Federal pay and benefits remain at risk as Congress returns

House and Senate conferees must determine how to finance a yearlong payroll tax cut extension.

Government employee advocates remain concerned over possible cuts to federal pay and benefits, as the debate over financing the yearlong payroll tax holiday resumes next week on Capitol Hill.

House and Senate conferees are scheduled to begin discussions soon over how to finance a 12-month payroll tax cut extension past February, and those talks likely will include proposals to prolong the federal pay freeze and reduce the retirement benefits of government employees and lawmakers. Congress agreed to a two-month extension before it left for recess in December.

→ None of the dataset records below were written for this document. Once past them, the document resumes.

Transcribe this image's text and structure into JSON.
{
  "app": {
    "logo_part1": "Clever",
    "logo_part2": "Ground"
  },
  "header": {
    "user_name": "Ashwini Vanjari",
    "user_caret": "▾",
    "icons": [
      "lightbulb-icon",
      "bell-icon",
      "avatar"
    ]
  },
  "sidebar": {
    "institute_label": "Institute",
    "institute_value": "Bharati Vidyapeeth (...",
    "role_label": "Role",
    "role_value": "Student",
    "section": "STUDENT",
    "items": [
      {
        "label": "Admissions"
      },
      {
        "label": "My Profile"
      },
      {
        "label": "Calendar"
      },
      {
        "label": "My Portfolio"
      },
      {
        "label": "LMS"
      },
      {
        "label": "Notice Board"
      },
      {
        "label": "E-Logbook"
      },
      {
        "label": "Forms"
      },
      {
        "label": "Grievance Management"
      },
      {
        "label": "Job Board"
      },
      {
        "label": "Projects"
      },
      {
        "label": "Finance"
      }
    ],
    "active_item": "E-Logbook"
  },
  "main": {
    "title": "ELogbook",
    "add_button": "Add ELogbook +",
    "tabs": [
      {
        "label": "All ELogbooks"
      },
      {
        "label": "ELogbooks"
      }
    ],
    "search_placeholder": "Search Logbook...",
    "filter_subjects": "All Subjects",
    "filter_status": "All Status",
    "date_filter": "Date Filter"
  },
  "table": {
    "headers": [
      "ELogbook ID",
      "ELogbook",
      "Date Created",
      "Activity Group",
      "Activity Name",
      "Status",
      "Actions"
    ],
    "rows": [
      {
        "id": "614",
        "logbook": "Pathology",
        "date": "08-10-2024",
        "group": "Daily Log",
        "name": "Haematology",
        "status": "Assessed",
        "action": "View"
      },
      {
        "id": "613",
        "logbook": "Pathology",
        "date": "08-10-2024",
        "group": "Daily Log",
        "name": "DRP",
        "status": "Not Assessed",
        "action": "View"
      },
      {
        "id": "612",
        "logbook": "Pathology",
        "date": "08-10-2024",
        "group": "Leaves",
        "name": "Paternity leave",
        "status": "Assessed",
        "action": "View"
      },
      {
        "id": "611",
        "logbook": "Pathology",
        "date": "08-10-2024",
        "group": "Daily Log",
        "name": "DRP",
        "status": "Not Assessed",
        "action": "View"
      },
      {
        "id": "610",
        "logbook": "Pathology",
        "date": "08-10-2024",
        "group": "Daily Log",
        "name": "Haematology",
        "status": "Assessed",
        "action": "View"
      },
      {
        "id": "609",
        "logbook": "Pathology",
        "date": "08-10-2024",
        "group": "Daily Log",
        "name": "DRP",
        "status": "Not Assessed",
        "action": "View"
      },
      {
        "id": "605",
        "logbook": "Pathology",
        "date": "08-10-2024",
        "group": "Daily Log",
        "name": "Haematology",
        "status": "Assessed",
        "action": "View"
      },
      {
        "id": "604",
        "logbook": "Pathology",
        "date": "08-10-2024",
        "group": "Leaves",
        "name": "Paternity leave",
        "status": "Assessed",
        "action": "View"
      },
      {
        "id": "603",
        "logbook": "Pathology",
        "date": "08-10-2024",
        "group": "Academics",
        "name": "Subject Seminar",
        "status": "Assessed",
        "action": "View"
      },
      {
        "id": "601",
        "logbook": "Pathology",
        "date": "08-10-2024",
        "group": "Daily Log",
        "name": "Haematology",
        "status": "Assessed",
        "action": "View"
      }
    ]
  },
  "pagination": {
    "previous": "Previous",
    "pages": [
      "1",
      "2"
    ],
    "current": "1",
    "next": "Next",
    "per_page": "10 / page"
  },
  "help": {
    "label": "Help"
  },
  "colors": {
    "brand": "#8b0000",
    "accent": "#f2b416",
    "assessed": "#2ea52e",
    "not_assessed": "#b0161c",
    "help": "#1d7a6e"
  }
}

That deal did not include any provisions affecting federal workers' compensation, but the House-passed bill contains several such measures and some or all of them could find their way into the conference committee's final deal. Among the provisions under consideration:

  • A one-year extension of the current two-year pay freeze for federal civilian workers and lawmakers.
  • An increase in the amount federal employees and members of Congress contribute to their pensions. The increase would total 1.5 percent and be phased in over three years beginning in 2013.
  • Elimination of the Federal Employees Retirement System minimum supplement for individuals not subject to mandatory retirement starting in 2013. Individuals subject to mandatory retirement include certain categories of employees such as law enforcement, firefighters, air traffic controllers and nuclear materials couriers. Under current law, the FERS minimum supplement is paid to these employees and to federal employees who retire before age 62. The FERS minimum supplement represents the amount employees would have received from Social Security if they were 62 years old on the day they retired, and is paid until they reach age 62 and begin receiving Social Security payments.
  • Changes in the retirement structure for new federal employees hired after 2012 and with fewer than five years of creditable service for retirement purposes. Federal workers in that group would contribute 4 percent to their pensions, an increase of 3.2 percent from the current 0.8 percent level. The employee contribution for special occupational groups and lawmakers would increase by a total of 3.2 percent, from 1.3 percent to 4.5 percent.
  • A high-five average salary calculation for annuities for new hires rather than the current high-three average pay calculation. Existing Civil Service Retirement System and FERS employees still would operate under the high-three calculation.

The House bill estimates the proposals reducing federal pay and benefits would save about $65 billion.

The National Treasury Employees Union is reaching out to its membership as well as urging conferees to oppose the measures affecting federal workers. "There is a very real threat as we speak with respect to the 2013 pay raise," union president Colleen Kelley told Federal News Radio, referring to the debate over financing the yearlong payroll tax cut extension and outlining the other provisions in the House-approved legislation. The National Active and Retired Federal Employees Association also is focusing its energies on House and Senate payroll conferees, said Julie Tagen, the group's legislative director. The group met last week with staffers in some of the conferees' offices. Tagen said, "no one had anything specific," to say on provisions affecting federal workers, but she believes everything included in the House bill remains on the table as negotiations resume. The Senate's payroll tax holiday legislation did not include cuts in federal pay or benefits.

Maryland Democratic Sen. Ben Cardin and Rep. Chris Van Hollen, D-Md., are conferees, and the two represent a large federal employee constituency. "The office we really want to meet with is Cardin," Tagen said.